In everyday language, AI means computer systems that adapt behavior from data or rules to accomplish goals—classification, ranking, translation, planning, or generating content—without hard-coding every branch.
Narrow vs general AI
- Narrow AI — excels at one task (spam filter, face unlock, chess engine)
- General AI (AGI) — hypothetical human-level flexibility across tasks; not productized today
- Product reality — virtually all shipped AI is narrow, often wrapped in UX that feels broader
Rule-based vs learned systems
# Rule-based (explicit logic)
def is_spam_rule(subject: str) -> bool:
banned = ["winner", "free money", "click now"]
return any(w in subject.lower() for w in banned)
# Learned (pattern from examples — conceptual)
# model.fit(labeled_emails) # real training happens elsewhereRules are transparent but brittle; learned models generalize from examples but need data and monitoring.
Practice: Copy optional Python pseudocode into a local .ipynb notebook or REPL. This track is read-focused (execution_profile: none)—no in-browser AI lab; literacy first, not model training.
Where AI appears
Search ranking, fraud detection, medical triage assist, code completion, voice assistants, and content moderation.
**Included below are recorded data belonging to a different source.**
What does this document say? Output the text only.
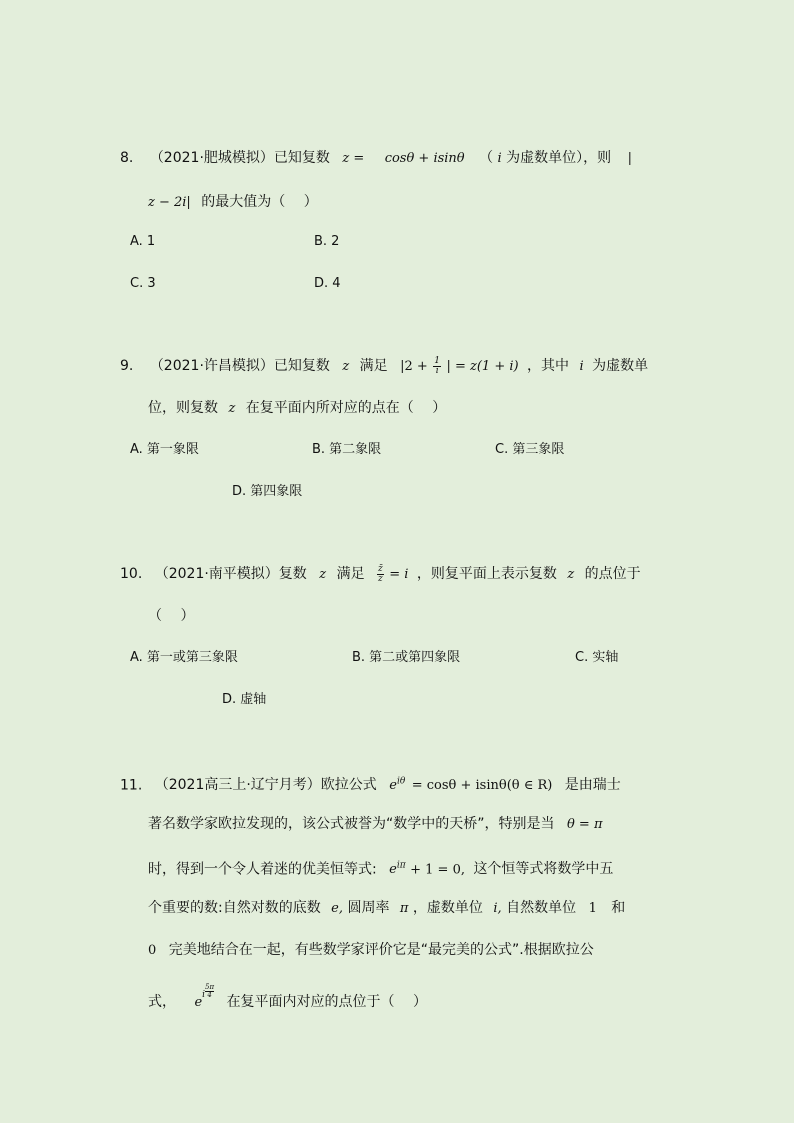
8. （2021·肥城模拟）已知复数 z = cosθ + isinθ （ i 为虚数单位），则 |
z − 2i| 的最大值为（　 ）
A. 1	B. 2
C. 3	D. 4
9. （2021·许昌模拟）已知复数 z 满足 $|2 + \frac{1}{i}$ | = z(1 + i) ，其中 i 为虚数单
位，则复数 z 在复平面内所对应的点在（　 ）
A. 第一象限	B. 第二象限	C. 第三象限
D. 第四象限
10. （2021·南平模拟）复数 z 满足 $\frac{z̄}{z} = i$ ，则复平面上表示复数 z 的点位于
（　 ）
A. 第一或第三象限	B. 第二或第四象限	C. 实轴
D. 虚轴
11. （2021高三上·辽宁月考）欧拉公式 $e^{i\theta} = \cos\theta + isin\theta(\theta$ ∈ R) 是由瑞士
著名数学家欧拉发现的，该公式被誉为“数学中的天桥”，特别是当 θ = π
时，得到一个令人着迷的优美恒等式: $e^{i\pi} + 1 = 0$, 这个恒等式将数学中五
个重要的数:自然对数的底数 e, 圆周率 π ，虚数单位 i, 自然数单位 1 和
0 完美地结合在一起，有些数学家评价它是“最完美的公式”.根据欧拉公
式， $e^i \frac{5\pi}{4}$
在复平面内对应的点位于（　 ）
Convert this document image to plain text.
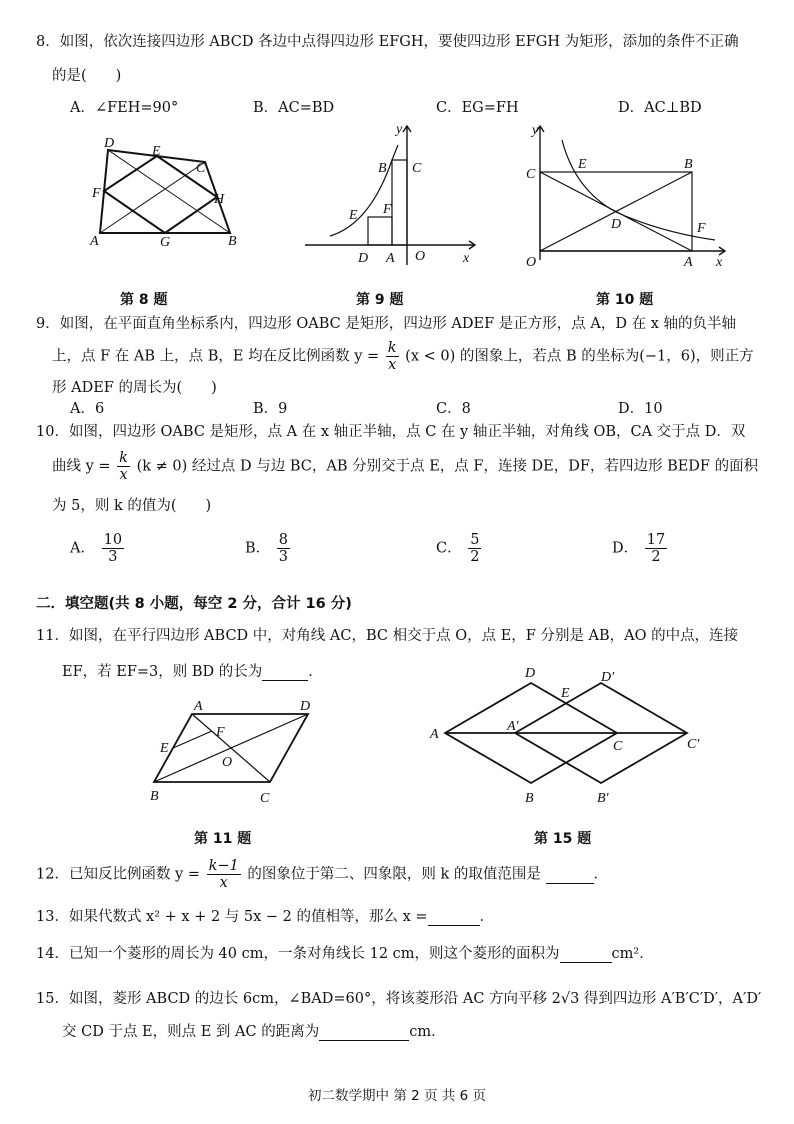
8．如图，依次连接四边形 ABCD 各边中点得四边形 EFGH，要使四边形 EFGH 为矩形，添加的条件不正确
的是(　　)
A．∠FEH=90°	B．AC=BD	C．EG=FH	D．AC⊥BD
D
E
C
F	H
A	G	B
第 8 题
y
B C
E F
D A O	x
第 9 题
y
C
E	B
D	F
O	A x
第 10 题
9．如图，在平面直角坐标系内，四边形 OABC 是矩形，四边形 ADEF 是正方形，点 A，D 在 x 轴的负半轴
上，点 F 在 AB 上，点 B，E 均在反比例函数 $y = \frac{k}{x} (x < 0)$ 的图象上，若点 B 的坐标为(−1，6)，则正方
形 ADEF 的周长为(　　)
A．6	B．9	C．8	D．10
10．如图，四边形 OABC 是矩形，点 A 在 x 轴正半轴，点 C 在 y 轴正半轴，对角线 OB，CA 交于点 D．双
曲线 $y = \frac{k}{x} (k \ne 0)$ 经过点 D 与边 BC，AB 分别交于点 E，点 F，连接 DE，DF，若四边形 BEDF 的面积
为 5，则 k 的值为(　　)
A． $\frac{10}{3}$	B． $\frac{8}{3}$	C． $\frac{5}{2}$	D． $\frac{17}{2}$
二．填空题(共 8 小题，每空 2 分，合计 16 分)
11．如图，在平行四边形 ABCD 中，对角线 AC，BC 相交于点 O，点 E，F 分别是 AB，AO 的中点，连接
EF，若 EF=3，则 BD 的长为	．
A	D
E
F
O
B	C
第 11 题
D
E
D′
A
A′
C	C′
B	B′
第 15 题
12．已知反比例函数 $y = \frac{k-1}{x}$ 的图象位于第二、四象限，则 k 的取值范围是	．
13．如果代数式 x² + x + 2 与 5x − 2 的值相等，那么 x =	．
14．已知一个菱形的周长为 40 cm，一条对角线长 12 cm，则这个菱形的面积为	cm²．
15．如图，菱形 ABCD 的边长 6cm，∠BAD=60°，将该菱形沿 AC 方向平移 2√3 得到四边形 A′B′C′D′，A′D′
交 CD 于点 E，则点 E 到 AC 的距离为	cm．
初二数学期中 第 2 页 共 6 页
Each system has inputs, a model or rules engine, outputs, and humans who define success metrics.
Important interview questions and answers
- Q: Is Siri AGI?
A: No—narrow AI orchestrating speech, search, and scripted skills. - Q: AI vs automation?
A: Automation follows fixed scripts; AI adapts from data or learned patterns within a task scope.
Self-check
- Define narrow AI in one sentence.
- Give one example of rule-based vs learned approach.
Tip: When someone says "AI," ask whether they mean rules, classic ML, or Gen AI—clarity prevents mismatched expectations.
Interview prep
- Narrow vs AGI?
- Shipped AI is narrow (one task); AGI is hypothetical general human-level flexibility.
- Rules vs learned?
- Rules are explicit and brittle; learned models generalize from examples but need data and monitoring.